Kevin Roche

and 8 more

The benthic biolayer is a reaction hotspot that contributes disproportionately to whole-stream reactions, including aerobic respiration and contaminant transformation. Quantifying the relative contribution of the biolayer to whole-stream mass transformation remains challenging because it requires that hyporheic zone solute transport and reaction heterogeneity are explicitly captured within a single upscaled modeling framework. Here, we use field experiments and modeling to quantify mass transformation in the biolayer relative to other stream compartments. We co-injected and monitored several fluorescent tracers, including the reactive tracer resazurin, into a controlled experimental stream whose 8.5 cm hyporheic zone is isolated from groundwater. We characterized reactive transport in the water column and at multiple hyporheic zone depths by simultaneously fitting concentration time series measured at these locations to a new mobile-immobile model, using resazurin-to-resorufin transformation as an indicator of aerobic bioreactivity. Results show that the biolayer transformed 2× more resazurin to resorufin than all other stream compartments combined, and over half of all reactions occurred within 2 advective travel times through the reach.
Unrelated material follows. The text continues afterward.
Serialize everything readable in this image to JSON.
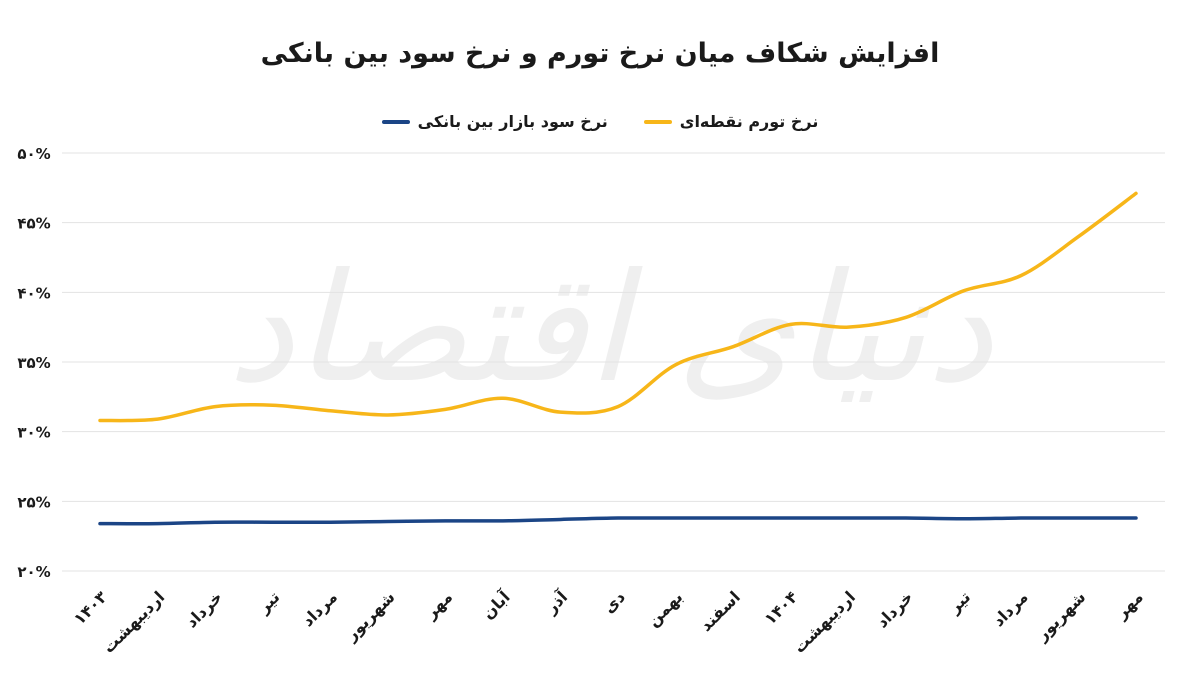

This hotspot and hot moment behavior is attributed to the biolayer’s propensity to rapidly acquire, transiently retain, and rapidly degrade stream-borne solutes. Model analysis shows that mass transformation is highest in the biolayer across a wide range of biolayer structural properties, including scenarios when the biolayer is less reactive than deeper regions of the hyporheic zone. Together, our results point to the biolayer as a common feature of streams and rivers that should be considered in network-scale models of river corridor biogeochemistry.